Quantinuum a signé un protocole d’accord avec le Singapore Institute of Technology (SIT) pour collaborer dans la formation d’étudiants et de professionnels en informatique quantique. Cet accord s’inscrit dans une stratégie plus large de l’entreprise en Singapour, où elle a déjà créé un centre de recherche et d’opérations et prévoit l’installation d’un système quantique Helios en 2026.
Les grandes lignes de Quantinuum et SIT en 20 secondes
- Quantinuum et SIT collaboreront pour développer des programmes pratiques de formation aux technologies quantiques.
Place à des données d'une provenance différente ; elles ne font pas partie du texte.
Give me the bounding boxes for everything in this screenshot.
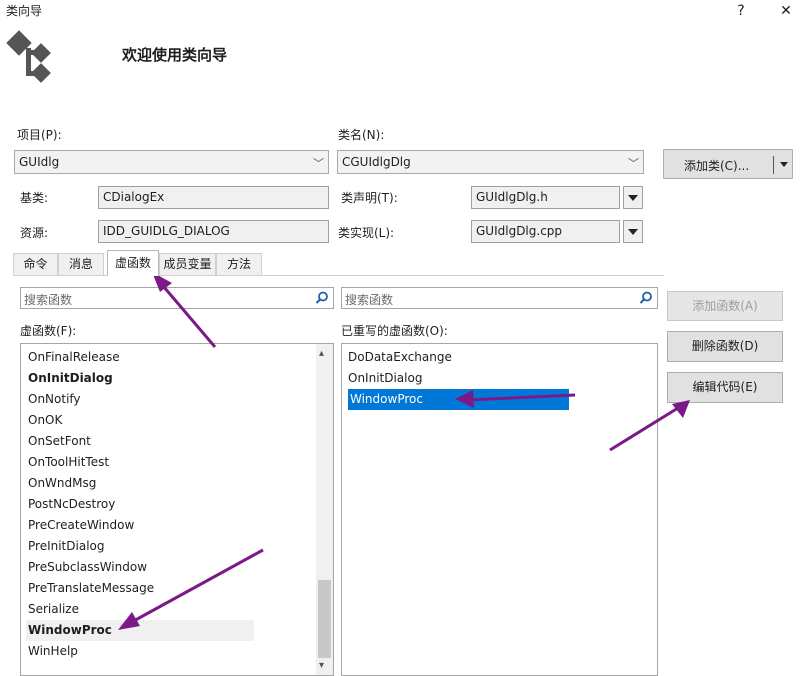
class-wizard-icon (6, 30, 51, 83)
resource-value: IDD_GUIDLG_DIALOG (103, 224, 230, 238)
add-class-label: 添加类(C)... (684, 159, 750, 173)
decl-field: GUIdlgDlg.h (471, 186, 620, 209)
base-value: CDialogEx (103, 190, 165, 204)
list-item[interactable]: PreSubclassWindow (28, 557, 147, 578)
dropdown-arrow-icon[interactable] (780, 162, 788, 167)
search-icon[interactable] (639, 291, 653, 305)
tab-commands[interactable]: 命令 (13, 253, 58, 275)
scroll-up-icon[interactable]: ▴ (319, 348, 324, 359)
list-item-selected[interactable]: WindowProc (348, 389, 569, 410)
add-function-button[interactable]: 添加函数(A) (667, 291, 783, 321)
scroll-down-icon[interactable]: ▾ (319, 660, 324, 671)
tab-messages[interactable]: 消息 (58, 253, 104, 275)
tab-member-variables[interactable]: 成员变量 (159, 253, 216, 275)
list-item[interactable]: OnInitDialog (28, 368, 113, 389)
decl-label: 类声明(T): (341, 191, 398, 205)
classname-label: 类名(N): (338, 128, 385, 142)
list-item[interactable]: PreCreateWindow (28, 515, 134, 536)
virtual-functions-label: 虚函数(F): (20, 324, 77, 338)
help-button[interactable]: ? (727, 0, 755, 22)
base-class-field: CDialogEx (98, 186, 329, 209)
scrollbar[interactable]: ▴ ▾ (316, 344, 333, 675)
list-item[interactable]: PreInitDialog (28, 536, 104, 557)
list-item[interactable]: OnWndMsg (28, 473, 96, 494)
virtual-functions-list[interactable]: OnFinalRelease OnInitDialog OnNotify OnO… (20, 343, 334, 676)
list-item[interactable]: OnOK (28, 410, 62, 431)
page-title: 欢迎使用类向导 (122, 46, 228, 64)
search-placeholder: 搜索函数 (24, 293, 73, 307)
list-item[interactable]: Serialize (28, 599, 79, 620)
edit-code-button[interactable]: 编辑代码(E) (667, 372, 783, 403)
decl-dropdown-button[interactable] (623, 186, 643, 209)
tab-virtual-functions[interactable]: 虚函数 (107, 250, 159, 276)
impl-value: GUIdlgDlg.cpp (476, 224, 563, 238)
list-item[interactable]: PostNcDestroy (28, 494, 115, 515)
impl-label: 类实现(L): (338, 226, 395, 240)
add-class-button[interactable]: 添加类(C)... (663, 149, 793, 179)
list-item[interactable]: OnNotify (28, 389, 81, 410)
virtual-function-search-input[interactable]: 搜索函数 (20, 287, 334, 309)
resource-field: IDD_GUIDLG_DIALOG (98, 220, 329, 243)
search-placeholder: 搜索函数 (345, 293, 394, 307)
list-item[interactable]: OnSetFont (28, 431, 91, 452)
classname-value: CGUIdlgDlg (342, 155, 411, 169)
list-item-hovered[interactable]: WindowProc (26, 620, 254, 641)
resource-label: 资源: (20, 226, 49, 240)
overridden-functions-list[interactable]: DoDataExchange OnInitDialog WindowProc (341, 343, 658, 676)
base-label: 基类: (20, 191, 49, 205)
delete-function-button[interactable]: 删除函数(D) (667, 331, 783, 362)
chevron-down-icon: ﹀ (628, 157, 639, 170)
project-value: GUIdlg (19, 155, 60, 169)
list-item[interactable]: PreTranslateMessage (28, 578, 154, 599)
window-title: 类向导 (6, 4, 43, 18)
project-combo[interactable]: GUIdlg ﹀ (14, 150, 329, 174)
close-button[interactable]: ✕ (772, 0, 800, 22)
scrollbar-thumb[interactable] (318, 580, 331, 658)
list-item[interactable]: OnToolHitTest (28, 452, 109, 473)
list-item[interactable]: WinHelp (28, 641, 78, 662)
chevron-down-icon: ﹀ (313, 157, 324, 170)
impl-field: GUIdlgDlg.cpp (471, 220, 620, 243)
impl-dropdown-button[interactable] (623, 220, 643, 243)
classname-combo[interactable]: CGUIdlgDlg ﹀ (337, 150, 644, 174)
overridden-functions-label: 已重写的虚函数(O): (341, 324, 448, 338)
split-divider (773, 156, 774, 174)
list-item[interactable]: OnInitDialog (348, 368, 422, 389)
decl-value: GUIdlgDlg.h (476, 190, 548, 204)
tab-methods[interactable]: 方法 (216, 253, 262, 275)
project-label: 项目(P): (17, 128, 62, 142)
search-icon[interactable] (315, 291, 329, 305)
overridden-function-search-input[interactable]: 搜索函数 (341, 287, 658, 309)
list-item[interactable]: OnFinalRelease (28, 347, 120, 368)
list-item[interactable]: DoDataExchange (348, 347, 452, 368)
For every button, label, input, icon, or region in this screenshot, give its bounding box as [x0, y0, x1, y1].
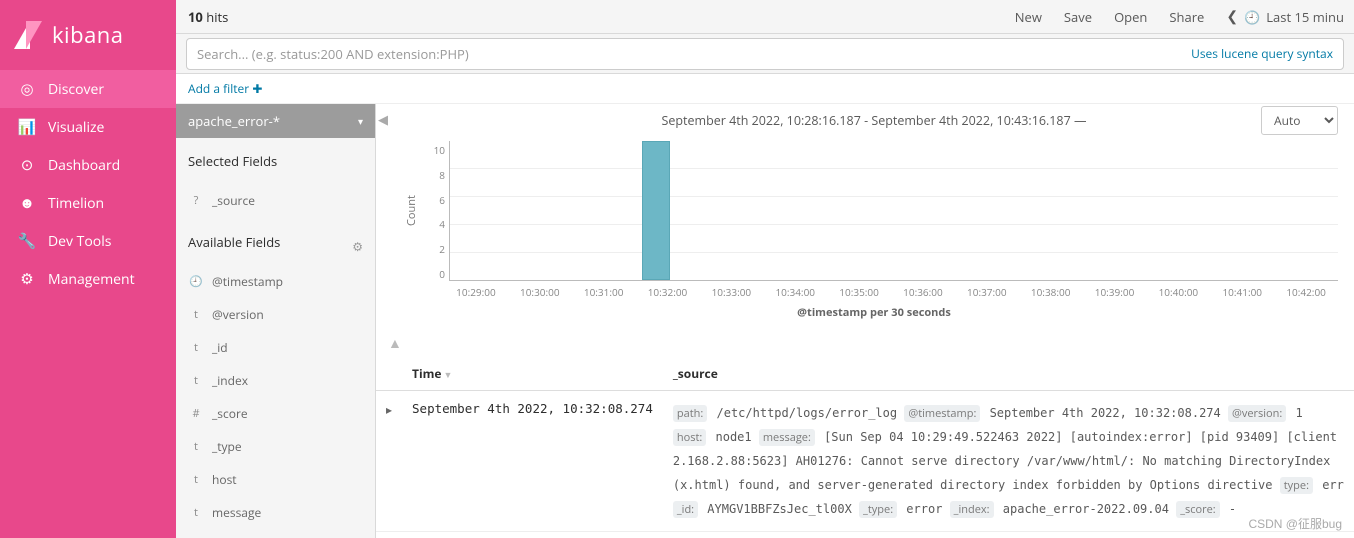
field-key: _index: [950, 501, 994, 518]
field-_source[interactable]: ?_source [176, 184, 375, 217]
field-@version[interactable]: t@version [176, 298, 375, 331]
caret-down-icon: ▾ [358, 114, 363, 128]
field-@timestamp[interactable]: 🕘@timestamp [176, 265, 375, 298]
field-key: type: [1280, 477, 1313, 494]
scroll-top-button[interactable]: ▲ [376, 330, 1354, 357]
timelion-icon: ☻ [16, 193, 38, 213]
clock-icon: 🕘 [1244, 8, 1260, 26]
share-button[interactable]: Share [1169, 8, 1204, 26]
time-range-label: Last 15 minu [1266, 8, 1344, 26]
field-_score[interactable]: #_score [176, 397, 375, 430]
x-axis: 10:29:0010:30:0010:31:0010:32:0010:33:00… [394, 281, 1354, 299]
field-key: message: [759, 429, 815, 446]
field-type-icon: # [188, 406, 204, 421]
histogram-header: September 4th 2022, 10:28:16.187 - Septe… [394, 104, 1354, 137]
hit-count: 10 hits [188, 8, 228, 26]
gear-icon[interactable]: ⚙ [352, 238, 363, 255]
col-time[interactable]: Time▼ [402, 357, 663, 391]
field-type-icon: 🕘 [188, 274, 204, 289]
field-message[interactable]: tmessage [176, 496, 375, 529]
sidebar-item-visualize[interactable]: 📊Visualize [0, 108, 176, 146]
col-source[interactable]: _source [663, 357, 1354, 391]
expand-row-button[interactable]: ▸ [376, 532, 402, 538]
discover-icon: ◎ [16, 79, 38, 99]
y-axis-label: Count [402, 141, 421, 281]
dashboard-icon: ⊙ [16, 155, 38, 175]
field-_index[interactable]: t_index [176, 364, 375, 397]
field-type-icon: ? [188, 193, 204, 208]
index-pattern-select[interactable]: apache_error-* ▾ [176, 104, 375, 138]
field-type-icon: t [188, 340, 204, 355]
logo[interactable]: kibana [0, 0, 176, 70]
index-pattern-label: apache_error-* [188, 112, 280, 130]
search-placeholder: Search... (e.g. status:200 AND extension… [197, 45, 469, 63]
collapse-sidebar-button[interactable]: ◀ [376, 104, 394, 330]
chart-plot[interactable] [449, 141, 1338, 281]
field-key: _id: [673, 501, 698, 518]
watermark: CSDN @征服bug [1248, 515, 1342, 532]
selected-fields-title: Selected Fields [188, 152, 363, 170]
fields-panel: apache_error-* ▾ Selected Fields ?_sourc… [176, 104, 376, 538]
top-actions: New Save Open Share ❮ 🕘 Last 15 minu [1015, 7, 1344, 26]
sidebar-item-discover[interactable]: ◎Discover [0, 70, 176, 108]
lucene-link[interactable]: Uses lucene query syntax [1191, 45, 1333, 62]
search-input[interactable]: Search... (e.g. status:200 AND extension… [186, 38, 1344, 70]
expand-row-button[interactable]: ▸ [376, 391, 402, 532]
devtools-icon: 🔧 [16, 231, 38, 251]
time-range-text: September 4th 2022, 10:28:16.187 - Septe… [662, 112, 1087, 129]
row-time: September 4th 2022, 10:32:08.274 [402, 391, 663, 532]
sidebar-item-management[interactable]: ⚙Management [0, 260, 176, 298]
doc-table: Time▼ _source ▸September 4th 2022, 10:32… [376, 357, 1354, 538]
field-key: @timestamp: [904, 405, 980, 422]
add-filter-button[interactable]: Add a filter ✚ [188, 80, 262, 97]
sidebar-item-timelion[interactable]: ☻Timelion [0, 184, 176, 222]
field-_type[interactable]: t_type [176, 430, 375, 463]
available-fields-title: Available Fields [188, 233, 280, 251]
row-time: September 4th 2022, 10:32:08.273 [402, 532, 663, 538]
field-type-icon: t [188, 373, 204, 388]
field-type-icon: t [188, 439, 204, 454]
interval-select[interactable]: Auto [1261, 106, 1338, 135]
visualize-icon: 📊 [16, 117, 38, 137]
x-axis-label: @timestamp per 30 seconds [394, 299, 1354, 330]
kibana-logo-icon [14, 21, 42, 49]
results: ◀ September 4th 2022, 10:28:16.187 - Sep… [376, 104, 1354, 538]
histogram-chart: Count 1086420 [394, 137, 1354, 281]
plus-icon: ✚ [252, 80, 262, 97]
search-bar: Search... (e.g. status:200 AND extension… [176, 34, 1354, 74]
field-type-icon: t [188, 505, 204, 520]
table-row: ▸September 4th 2022, 10:32:08.274path: /… [376, 391, 1354, 532]
row-source [663, 532, 1354, 538]
topbar: 10 hits New Save Open Share ❮ 🕘 Last 15 … [176, 0, 1354, 34]
field-type-icon: t [188, 307, 204, 322]
field-key: host: [673, 429, 706, 446]
field-key: _type: [859, 501, 897, 518]
management-icon: ⚙ [16, 269, 38, 289]
save-button[interactable]: Save [1064, 8, 1092, 26]
field-host[interactable]: thost [176, 463, 375, 496]
field-key: _score: [1176, 501, 1220, 518]
sidebar-item-devtools[interactable]: 🔧Dev Tools [0, 222, 176, 260]
histogram-bar[interactable] [642, 141, 670, 280]
field-type-icon: t [188, 472, 204, 487]
field-_id[interactable]: t_id [176, 331, 375, 364]
y-axis: 1086420 [421, 141, 449, 281]
sidebar: kibana ◎Discover📊Visualize⊙Dashboard☻Tim… [0, 0, 176, 538]
new-button[interactable]: New [1015, 8, 1042, 26]
sort-caret-icon: ▼ [444, 368, 453, 381]
sidebar-item-dashboard[interactable]: ⊙Dashboard [0, 146, 176, 184]
filter-bar: Add a filter ✚ [176, 74, 1354, 104]
field-key: @version: [1228, 405, 1286, 422]
field-key: path: [673, 405, 707, 422]
time-range-picker[interactable]: ❮ 🕘 Last 15 minu [1226, 7, 1344, 26]
open-button[interactable]: Open [1114, 8, 1147, 26]
table-row: ▸September 4th 2022, 10:32:08.273 [376, 532, 1354, 538]
chevron-left-icon: ❮ [1226, 7, 1238, 26]
brand-name: kibana [52, 20, 124, 50]
nav: ◎Discover📊Visualize⊙Dashboard☻Timelion🔧D… [0, 70, 176, 298]
row-source: path: /etc/httpd/logs/error_log @timesta… [663, 391, 1354, 532]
- Les étudiants auront accès à des logiciels, simulatrices et outils fournis par l’entreprise.
- La collaboration inclut ateliers, séminaires et activités universitaires.
- Singapour prévoit d’accueillir un système Helios en 2026.
- L’accord soutient une stratégie nationale combinant infrastructure, recherche, applications industrielles et formation.
Ce protocole met l’accent sur l’un des défis peu visibles de la course à la quantique. Construire des ordinateurs de plus en plus puissants n’a peu de valeur si les entreprises et centres de recherche manquent d’ingénieurs, développeurs et spécialistes capables de les exploiter pour résoudre des problématiques concrètes.
Quantinuum et SIT souhaitent réduire cette lacune en proposant une formation orientée vers la pratique. Selon les informations communiquées par l’entreprise, les deux parties élaboreront des programmes pour étudiants et professionnels, ainsi que des activités leur donnant un accès privilégié aux outils quantiques.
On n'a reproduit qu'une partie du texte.